Crime Library: Criminal Minds and Methods

Frankford Slasher

Train Yard Murder

Stacked Railroad Ties
Stacked Railroad Ties

The corpse lay between the rows of stacked railroad ties at the SEPTA train yard in Philadelphia, Pennsylvania, at Penn and Bridge Streets in the lower northeast section of the city known as Frankford.  Transit workers found the dead woman around 8:30 A.M. on the morning of August 26, 1985, but it was not clear who she was.  (In both of his books, Michael Newton says it was August 28, but the Philadelphia Inquirer sets the incident two days earlier.)

Penn & Bridge Streets, body discovered
Penn & Bridge Streets, body discovered

The victim was nude from the waist down, according to Newton, and she had been posed in a sexually provocative position, with her legs open and her blouse pulled up to expose her breasts. 

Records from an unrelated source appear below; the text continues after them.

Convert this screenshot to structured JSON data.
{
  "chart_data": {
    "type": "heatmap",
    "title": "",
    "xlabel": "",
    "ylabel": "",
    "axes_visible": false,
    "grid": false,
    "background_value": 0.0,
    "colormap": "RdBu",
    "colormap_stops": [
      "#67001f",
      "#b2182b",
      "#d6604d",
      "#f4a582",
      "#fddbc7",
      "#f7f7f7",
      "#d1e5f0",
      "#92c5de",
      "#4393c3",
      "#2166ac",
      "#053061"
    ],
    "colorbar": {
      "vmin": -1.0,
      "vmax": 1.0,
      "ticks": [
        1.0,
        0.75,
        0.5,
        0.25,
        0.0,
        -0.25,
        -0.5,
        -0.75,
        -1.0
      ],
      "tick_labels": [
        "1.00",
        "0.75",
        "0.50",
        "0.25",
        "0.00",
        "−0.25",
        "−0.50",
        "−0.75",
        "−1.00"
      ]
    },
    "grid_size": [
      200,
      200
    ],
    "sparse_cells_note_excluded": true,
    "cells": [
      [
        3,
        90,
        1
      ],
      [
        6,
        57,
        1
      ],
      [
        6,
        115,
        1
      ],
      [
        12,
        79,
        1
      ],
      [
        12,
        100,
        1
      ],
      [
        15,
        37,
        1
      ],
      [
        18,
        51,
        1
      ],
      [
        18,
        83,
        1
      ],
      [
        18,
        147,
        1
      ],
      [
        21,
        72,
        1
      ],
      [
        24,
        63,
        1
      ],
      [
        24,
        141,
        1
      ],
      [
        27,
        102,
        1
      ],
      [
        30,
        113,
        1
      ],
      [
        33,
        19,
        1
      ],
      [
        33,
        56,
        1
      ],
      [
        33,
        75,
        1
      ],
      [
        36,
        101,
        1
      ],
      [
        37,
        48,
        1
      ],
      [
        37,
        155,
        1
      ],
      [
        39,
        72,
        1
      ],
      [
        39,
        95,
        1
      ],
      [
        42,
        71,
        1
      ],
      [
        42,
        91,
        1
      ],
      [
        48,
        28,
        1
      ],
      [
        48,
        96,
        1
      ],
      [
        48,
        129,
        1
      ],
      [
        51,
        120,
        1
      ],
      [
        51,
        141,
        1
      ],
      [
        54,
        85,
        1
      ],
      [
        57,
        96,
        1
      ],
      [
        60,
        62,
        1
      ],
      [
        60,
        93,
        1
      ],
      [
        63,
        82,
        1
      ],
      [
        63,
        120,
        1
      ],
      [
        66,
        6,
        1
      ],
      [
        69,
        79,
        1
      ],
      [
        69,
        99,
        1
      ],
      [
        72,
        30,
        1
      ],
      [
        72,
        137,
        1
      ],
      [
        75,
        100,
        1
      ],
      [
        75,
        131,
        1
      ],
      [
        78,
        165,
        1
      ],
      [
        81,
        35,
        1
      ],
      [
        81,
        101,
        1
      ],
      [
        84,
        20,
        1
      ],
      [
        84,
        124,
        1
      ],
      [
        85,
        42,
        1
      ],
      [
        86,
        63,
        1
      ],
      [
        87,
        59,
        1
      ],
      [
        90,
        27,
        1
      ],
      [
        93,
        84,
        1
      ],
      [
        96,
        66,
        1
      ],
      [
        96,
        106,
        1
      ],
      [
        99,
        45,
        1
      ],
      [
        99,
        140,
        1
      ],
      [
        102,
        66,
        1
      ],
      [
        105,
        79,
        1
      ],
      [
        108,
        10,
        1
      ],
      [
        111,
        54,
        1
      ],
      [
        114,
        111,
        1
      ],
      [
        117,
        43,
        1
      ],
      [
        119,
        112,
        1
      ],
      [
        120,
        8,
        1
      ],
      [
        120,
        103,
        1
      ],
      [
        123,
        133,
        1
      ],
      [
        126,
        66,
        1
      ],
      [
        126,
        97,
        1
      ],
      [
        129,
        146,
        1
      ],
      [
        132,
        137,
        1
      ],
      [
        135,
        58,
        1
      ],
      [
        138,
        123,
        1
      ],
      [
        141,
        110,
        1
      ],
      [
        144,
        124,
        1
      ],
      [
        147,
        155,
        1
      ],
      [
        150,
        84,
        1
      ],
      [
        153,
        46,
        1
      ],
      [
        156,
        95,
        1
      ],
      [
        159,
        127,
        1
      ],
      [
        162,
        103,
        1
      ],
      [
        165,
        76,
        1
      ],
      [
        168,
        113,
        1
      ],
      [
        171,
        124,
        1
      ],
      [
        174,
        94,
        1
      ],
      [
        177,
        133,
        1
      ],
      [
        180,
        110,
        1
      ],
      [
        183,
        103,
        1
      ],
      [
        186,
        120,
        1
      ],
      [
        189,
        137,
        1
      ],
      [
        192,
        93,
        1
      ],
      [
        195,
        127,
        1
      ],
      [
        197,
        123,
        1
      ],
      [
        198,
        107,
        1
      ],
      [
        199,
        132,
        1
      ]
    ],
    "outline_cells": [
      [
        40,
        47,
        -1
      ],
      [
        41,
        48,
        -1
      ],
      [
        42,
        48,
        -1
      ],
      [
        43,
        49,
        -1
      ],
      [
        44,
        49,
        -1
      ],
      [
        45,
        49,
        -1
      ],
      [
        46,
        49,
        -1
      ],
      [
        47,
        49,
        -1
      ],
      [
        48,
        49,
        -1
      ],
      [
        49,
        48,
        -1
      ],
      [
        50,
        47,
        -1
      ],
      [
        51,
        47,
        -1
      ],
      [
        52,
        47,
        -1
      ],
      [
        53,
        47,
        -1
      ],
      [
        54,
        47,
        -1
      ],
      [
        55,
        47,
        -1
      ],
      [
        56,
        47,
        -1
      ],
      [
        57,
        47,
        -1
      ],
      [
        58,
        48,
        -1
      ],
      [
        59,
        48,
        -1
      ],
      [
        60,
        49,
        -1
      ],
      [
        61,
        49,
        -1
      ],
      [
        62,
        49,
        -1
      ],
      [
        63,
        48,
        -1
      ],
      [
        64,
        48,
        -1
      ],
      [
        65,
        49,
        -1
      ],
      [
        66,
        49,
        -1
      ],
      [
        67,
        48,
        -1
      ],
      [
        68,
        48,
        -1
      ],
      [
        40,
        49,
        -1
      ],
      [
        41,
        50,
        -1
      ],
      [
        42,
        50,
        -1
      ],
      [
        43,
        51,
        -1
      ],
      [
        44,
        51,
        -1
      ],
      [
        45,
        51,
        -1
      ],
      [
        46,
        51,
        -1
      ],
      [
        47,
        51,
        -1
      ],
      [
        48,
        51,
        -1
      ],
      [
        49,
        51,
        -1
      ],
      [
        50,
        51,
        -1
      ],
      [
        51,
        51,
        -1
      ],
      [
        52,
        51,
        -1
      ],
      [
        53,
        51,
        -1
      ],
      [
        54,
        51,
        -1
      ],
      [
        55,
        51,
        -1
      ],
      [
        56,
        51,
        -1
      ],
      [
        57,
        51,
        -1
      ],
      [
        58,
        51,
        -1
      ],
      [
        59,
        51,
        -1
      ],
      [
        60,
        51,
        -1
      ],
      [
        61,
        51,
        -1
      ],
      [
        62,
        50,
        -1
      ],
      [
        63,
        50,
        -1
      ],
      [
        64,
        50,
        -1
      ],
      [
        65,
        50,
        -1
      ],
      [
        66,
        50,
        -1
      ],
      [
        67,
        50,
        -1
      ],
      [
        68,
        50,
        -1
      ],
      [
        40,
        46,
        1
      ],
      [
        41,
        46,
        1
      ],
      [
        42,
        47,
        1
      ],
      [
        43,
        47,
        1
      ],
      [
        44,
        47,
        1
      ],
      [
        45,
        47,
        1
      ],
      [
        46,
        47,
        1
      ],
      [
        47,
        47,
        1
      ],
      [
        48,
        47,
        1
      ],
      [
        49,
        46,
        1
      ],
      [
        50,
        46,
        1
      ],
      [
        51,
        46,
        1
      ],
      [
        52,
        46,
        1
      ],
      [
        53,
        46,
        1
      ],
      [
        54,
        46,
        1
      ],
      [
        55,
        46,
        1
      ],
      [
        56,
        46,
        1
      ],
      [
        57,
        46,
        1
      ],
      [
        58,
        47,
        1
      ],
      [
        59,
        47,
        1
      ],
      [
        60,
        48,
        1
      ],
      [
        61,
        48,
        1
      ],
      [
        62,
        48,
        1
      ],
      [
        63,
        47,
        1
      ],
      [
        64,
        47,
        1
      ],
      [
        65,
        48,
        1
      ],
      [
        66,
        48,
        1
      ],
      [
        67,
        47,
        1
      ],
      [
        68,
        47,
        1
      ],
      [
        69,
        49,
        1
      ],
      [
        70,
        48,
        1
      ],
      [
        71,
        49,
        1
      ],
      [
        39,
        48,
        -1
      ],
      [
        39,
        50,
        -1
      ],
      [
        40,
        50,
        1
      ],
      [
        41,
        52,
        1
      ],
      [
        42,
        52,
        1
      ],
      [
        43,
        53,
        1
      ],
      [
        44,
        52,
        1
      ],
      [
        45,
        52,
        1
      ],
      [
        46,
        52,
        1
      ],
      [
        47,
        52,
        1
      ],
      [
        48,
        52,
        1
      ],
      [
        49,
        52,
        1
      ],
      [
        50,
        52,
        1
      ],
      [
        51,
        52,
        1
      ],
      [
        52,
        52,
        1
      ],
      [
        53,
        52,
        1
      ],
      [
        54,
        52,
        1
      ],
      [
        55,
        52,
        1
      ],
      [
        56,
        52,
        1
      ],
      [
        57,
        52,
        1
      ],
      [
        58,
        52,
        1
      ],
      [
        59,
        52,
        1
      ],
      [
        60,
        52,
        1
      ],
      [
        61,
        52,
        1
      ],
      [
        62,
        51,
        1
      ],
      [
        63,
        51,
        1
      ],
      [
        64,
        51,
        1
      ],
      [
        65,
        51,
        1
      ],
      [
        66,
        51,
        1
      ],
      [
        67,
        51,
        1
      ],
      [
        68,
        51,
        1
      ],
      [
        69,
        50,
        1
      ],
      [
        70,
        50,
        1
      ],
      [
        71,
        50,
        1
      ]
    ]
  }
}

By the next day, August 27, investigators had identified the victim to the Philadelphia Inquirer: Helen Patent, who lived in Parkland, Pennsylvania, a town in nearby Bucks County.  She was 52 when she died, and while it was clear to the police that she had been stabbed many times, it took an autopsy to determine the official cause and manner of death.  Helen Patent had been sexually assaulted and had died from 47 stab wounds to her head and chest (Newton contends that the number of stab wounds was actually 19).  She had also been stabbed in the right arm, and one vicious and deep slash across her abdomen had exposed the internal organs.

Creating a time line of her final hours, detectives determined that Patent was last seen at her home on August 19, as reported by Kermit Patent, her former husband.  Kermit Patent identified the body and affirmed that the murdered woman was Helen.  Despite the fact that they were no longer married, they lived together in their Bucks County home, although Patent claimed that his wife had left the week before without mentioning where she was going.  That was not unusual, as they lived separate lives.   (In fact, those who knew her around the Frankford area were surprised to learn that she had a home outside the city.)

There was no immediate motive, but she may have been killed simply to keep her quiet .   According to reports, Patent frequented the bars in the area and might easily have met a stranger and been raped and murdered.  The newspapers did not discuss the possibility of prostitution, but as more such incidents unfolded, this was considered a possibility.  Over the next year and a half, three more victims were linked to Patent's killer, and the local newspaper would devise a name for this mysterious fiend: the Frankford Slasher.